A small platoon of the Salvation Army under the command of George Scott Railton had arrived in New York City just two days earlier. The enterprising Harry Hill, having read about their arrival from England, contacted Railton with an offer to pay the group to take the stage on Sunday evening. Although Railton was warned that respectable people would refuse to attend a meeting in such a vile place, Railton was intrigued by the idea that such a notorious sinner would welcome him before any of the local churches did.
On Sunday evening, Railton and seven Salvation Army lasses took the stage. Railton knelt and the seven lasses formed a semicircle around him assuming “various and curious positions.” They sang hymns and invited the audience to repent and be saved. The audience applauded politely, but other than one habitual drunkard, Ashbarrel Jimmie, no one accepted the invitation to repent.
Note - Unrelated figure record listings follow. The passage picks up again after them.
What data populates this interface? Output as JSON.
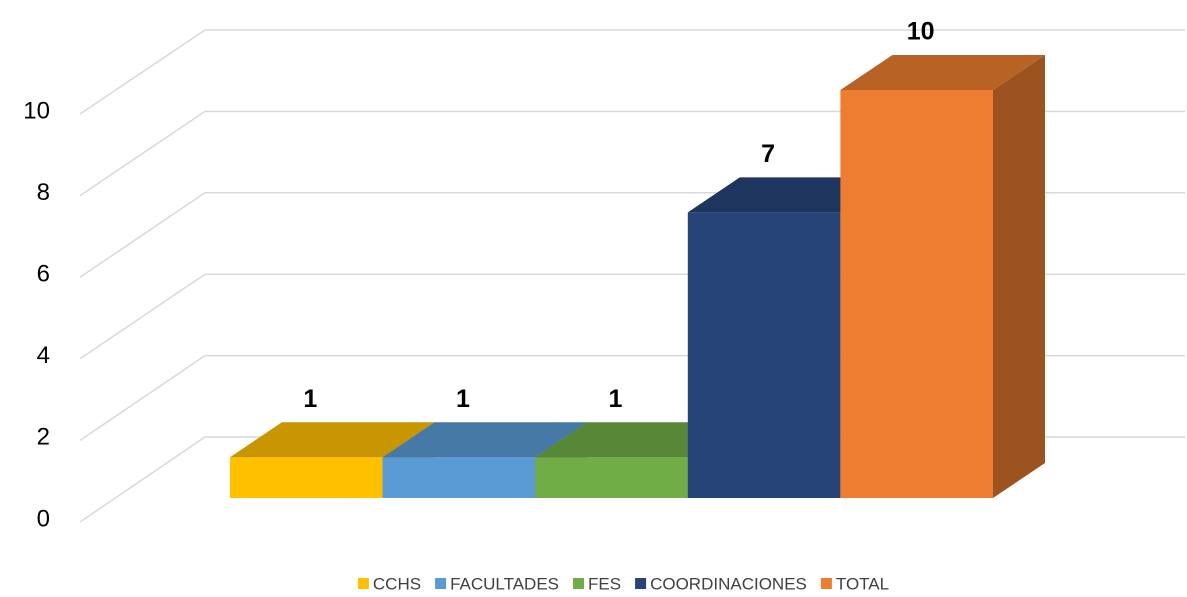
{
  "chart_data": {
    "type": "bar3d",
    "series": [
      {
        "name": "CCHS",
        "color": "#ffc000",
        "values": [
          1
        ]
      },
      {
        "name": "FACULTADES",
        "color": "#5b9bd5",
        "values": [
          1
        ]
      },
      {
        "name": "FES",
        "color": "#70ad47",
        "values": [
          1
        ]
      },
      {
        "name": "COORDINACIONES",
        "color": "#264478",
        "values": [
          7
        ]
      },
      {
        "name": "TOTAL",
        "color": "#ed7d31",
        "values": [
          10
        ]
      }
    ],
    "ylim": [
      0,
      10
    ],
    "yticks": [
      0,
      2,
      4,
      6,
      8,
      10
    ],
    "grid": true,
    "legend": "bottom"
  }
}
Undeterred, the Salvation Army soldiered on and, red kettle by red kettle, became a fixture in the United States.
Saving Nanki-Poo
Gilbert and Sullivan’s most famous work The Mikado premiered in London in 1885. It almost didn’t happen. A year earlier, Arthur Sullivan, whining about his
precarious health and a desire to devote himself to more serious music, told W.S. Gilbert that he couldn’t bring himself to do another piece of the kind the two had previously written. Gilbert was surprised to hear of Sullivan’s qualms, having started work on a new opera in which people fell in love against their wills after taking a magic lozenge. Gilbert wrote Sullivan asking him to reconsider, but the composer replied that he was through with such operas. Gilbert, after much whining of his own, persuaded Sullivan by promising a plot in which no supernatural element occurs “. . . a consistent plot, free from anachronisms, constructed in perfect good faith and to the best of my ability.”
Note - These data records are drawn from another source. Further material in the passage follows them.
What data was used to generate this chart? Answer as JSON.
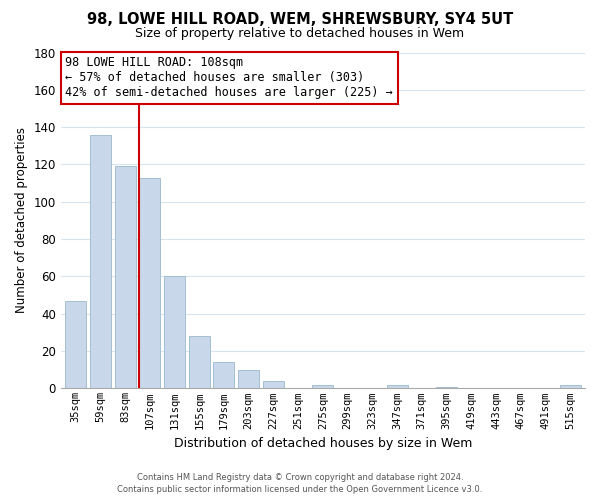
{
  "title": "98, LOWE HILL ROAD, WEM, SHREWSBURY, SY4 5UT",
  "subtitle": "Size of property relative to detached houses in Wem",
  "xlabel": "Distribution of detached houses by size in Wem",
  "ylabel": "Number of detached properties",
  "bar_labels": [
    "35sqm",
    "59sqm",
    "83sqm",
    "107sqm",
    "131sqm",
    "155sqm",
    "179sqm",
    "203sqm",
    "227sqm",
    "251sqm",
    "275sqm",
    "299sqm",
    "323sqm",
    "347sqm",
    "371sqm",
    "395sqm",
    "419sqm",
    "443sqm",
    "467sqm",
    "491sqm",
    "515sqm"
  ],
  "bar_values": [
    47,
    136,
    119,
    113,
    60,
    28,
    14,
    10,
    4,
    0,
    2,
    0,
    0,
    2,
    0,
    1,
    0,
    0,
    0,
    0,
    2
  ],
  "bar_color": "#c8d8ea",
  "bar_edge_color": "#9ab8cc",
  "ylim": [
    0,
    180
  ],
  "yticks": [
    0,
    20,
    40,
    60,
    80,
    100,
    120,
    140,
    160,
    180
  ],
  "grid_color": "#d8e4ee",
  "property_line_index": 3,
  "property_line_color": "#cc0000",
  "annotation_title": "98 LOWE HILL ROAD: 108sqm",
  "annotation_line1": "← 57% of detached houses are smaller (303)",
  "annotation_line2": "42% of semi-detached houses are larger (225) →",
  "annotation_box_color": "#ffffff",
  "annotation_box_edge": "#cc0000",
  "footer_line1": "Contains HM Land Registry data © Crown copyright and database right 2024.",
  "footer_line2": "Contains public sector information licensed under the Open Government Licence v3.0.",
  "background_color": "#ffffff"
}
The Mikado was born. With a setting in Japan, an exotic locale far away from Britain, Gilbert was able to poke fun at British politics and institutions by disguising them as Japanese and, with Sullivan’s music, create one of the greatest comic operas, featuring such characters as Nanki-Poo, the wandering minstrel; Yum-Yum, Nanki-Poo’s love; Ko-Ko, the Lord High Executioner; and Pooh-Bah, the Lord High Everything Else. This is the origin of the word poo-bah — a pretty important person, a high muckety-muck, nabob, honcho, Donald Trump.